No, not those Eagles. Those Eagles stink. At least the Eagles I assume everyone is thinking about. Though their rallying cry is more “Go Birds” so they might balk at the go Eagles reference. Either way, Philadelphia sports suck. Let’s move on.
The Eagles in question and the hat referenced in the title come from my alma mater Emory University. Though when I was student there the Sports Information Director (my boss) lamented that Emory chose the Eagles — the most common mascot in America — as its mascot. I digress.
For those unaware, Emory is a Division III University in suburban Atlanta, and it was a lovely place to get an undergraduate degree. I have almost nothing but positive memories of my experience there. As with any experience, there are some things I wish I had done differently, but on the whole I look back with great fondness. I made some wonderful friends, some of whom even read my newsletter regularly (hi guys!). Generally, thinking of Emory brings a warm, wonderful feeling, and a sense of pride.
Going to a school like Emory, at least as I’ve gradually moved my way back to New England there are still lots of positive feeling, but it’s positivity in isolation. There are not a lot of people roaming the streets in Emory gear. And even if I happen to tell someone where I went to school, I do so knowing there’s a decent chance the’ve never heard of it. Even if I want to show a little Emory pride and wear some clothes, I likely have to go online to the school bookstore and order it there — not something readily available on a lot of public sites.
These are not big problems, obviously. Being an alum of a mostly unknown University (in this part of the world) is not a big deal. But it does create a small little ping of envy. Envy when I see friends who bring their kids to UConn games, or can share in the excitement, and ultimate disappointment of Syracuse failure (hi Chris), or many of the other local large Universities or schools that have much more familiarity than Emory. I once again reiterate, this is the most niche of “problems.” This is very lowercase “e” envy. Even my wife’s alma mater The University of Virginia has games on television we could theoretically watch or take part in together. Rory knows a few “go Hoos” cheers. This is all a small piece of life that is hard to engage with for Emory.
Enter the hat. I believe I mentioned previously when I attempted to wax poetic about retired Emory baseball coach Mike Twardoski that I was given an Emory baseball hat my senior year. There are probably not many graduates that didn’t actually play sports with as much connection to Emory athletics as me. I spent four years working in the Emory sports information office as a student, and did stats, wrote about, broadcast, or otherwise covered probably over a hundred games during the course of four years. Emory has an elite Division III athletics program, maybe the best overall program in the country. But that sense of pride and community doesn’t translate the way it does ay many bigger Division I schools. I will semi regularly check the athletics website to see how various teams are faring (or out of curiosity for how many of the coaches I knew and worked with are still there). But I imagine I’m the only one of my friends who does that…or if others do it’s not more than two or three. The experience is different. You can watch games or events streaming online, but that’s the extent. The word that comes to mind is isolating.
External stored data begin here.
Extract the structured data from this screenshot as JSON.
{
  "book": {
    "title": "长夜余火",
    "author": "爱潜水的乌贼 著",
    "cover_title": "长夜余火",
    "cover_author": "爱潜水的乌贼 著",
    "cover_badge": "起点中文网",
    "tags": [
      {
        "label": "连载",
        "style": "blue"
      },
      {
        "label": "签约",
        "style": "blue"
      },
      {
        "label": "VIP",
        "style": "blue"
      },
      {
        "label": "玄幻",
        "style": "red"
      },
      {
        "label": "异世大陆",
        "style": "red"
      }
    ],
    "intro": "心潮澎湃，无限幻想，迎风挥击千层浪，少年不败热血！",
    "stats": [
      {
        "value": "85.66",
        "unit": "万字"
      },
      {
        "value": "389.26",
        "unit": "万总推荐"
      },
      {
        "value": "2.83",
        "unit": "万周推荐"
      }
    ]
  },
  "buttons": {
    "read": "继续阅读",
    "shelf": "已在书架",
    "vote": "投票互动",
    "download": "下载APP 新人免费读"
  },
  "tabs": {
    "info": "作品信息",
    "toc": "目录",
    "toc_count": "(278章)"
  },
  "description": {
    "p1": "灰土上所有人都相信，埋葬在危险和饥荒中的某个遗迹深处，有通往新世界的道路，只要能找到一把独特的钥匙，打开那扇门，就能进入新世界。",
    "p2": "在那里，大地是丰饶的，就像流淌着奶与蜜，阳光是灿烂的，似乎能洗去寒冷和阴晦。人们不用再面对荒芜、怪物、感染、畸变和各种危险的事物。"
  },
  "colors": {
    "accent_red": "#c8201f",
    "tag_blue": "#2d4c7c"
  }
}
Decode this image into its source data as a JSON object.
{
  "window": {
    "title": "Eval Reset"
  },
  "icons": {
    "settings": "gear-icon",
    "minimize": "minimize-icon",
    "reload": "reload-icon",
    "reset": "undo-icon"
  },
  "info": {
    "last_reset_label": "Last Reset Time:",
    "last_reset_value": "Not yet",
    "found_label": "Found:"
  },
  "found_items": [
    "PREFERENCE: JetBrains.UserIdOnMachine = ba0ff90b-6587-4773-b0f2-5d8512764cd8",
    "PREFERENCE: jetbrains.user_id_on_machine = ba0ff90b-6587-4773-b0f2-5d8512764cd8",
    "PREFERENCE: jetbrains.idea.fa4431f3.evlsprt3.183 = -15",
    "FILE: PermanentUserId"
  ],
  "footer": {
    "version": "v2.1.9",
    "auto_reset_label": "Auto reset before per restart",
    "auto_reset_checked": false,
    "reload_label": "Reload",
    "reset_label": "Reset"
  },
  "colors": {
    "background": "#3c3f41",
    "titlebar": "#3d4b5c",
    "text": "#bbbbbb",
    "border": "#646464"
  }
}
That Emory baseball hat is one of the few things I own demonstrating my allegiance to my school. Only it doesn’t really fit my head. I also don’t wear baseball hats all that often. I used to display it in my office when I was employed, but when that chapter closed, it came home with my other office decorations and sat in a box. Probably until I pulled it out to make sure I still had it when writing the Twardoski story. At that point it moved into the bin with the rest of our family hats and rarely saw any use.
And then recently a funny thing happened…every now and then Rory would put on my Emory hat. I believe the first time was when he wore it to one of his School of Rock performances. Though he wore it backwards some of the time so the logo wasn’t really visible. The big moment came last weekend when he and I were leaving to go play some mini golf and I suggested he should grab a hat because it was hot and sunny and he picked the Emory hat.
Playing a round of mini golf (which is it’s own weird brand of nostalgia, because we played on a course I played on with my dad as a kid) with him sporting his Emory hat unexpectedly gave me the feels. Seeing him with it hat on…pride isn’t the right word. I don’t think reverse envy is a thing either, but maybe that’s what it was. And joy feels a bit over the top. It was a nice little bit of warmth, that’s maybe the best way to describe it. The equivalent of a warm hug. A positive little jolt of warm feeling. Here’s hoping he will keep throwing that hat on and we can collectively bring a little Emory pride to the world of central Connecticut.
Go Eagles.
Now that's a cool 😎 story!!!
I've heard of emery university and have Other friends Who have attended and have fun memories.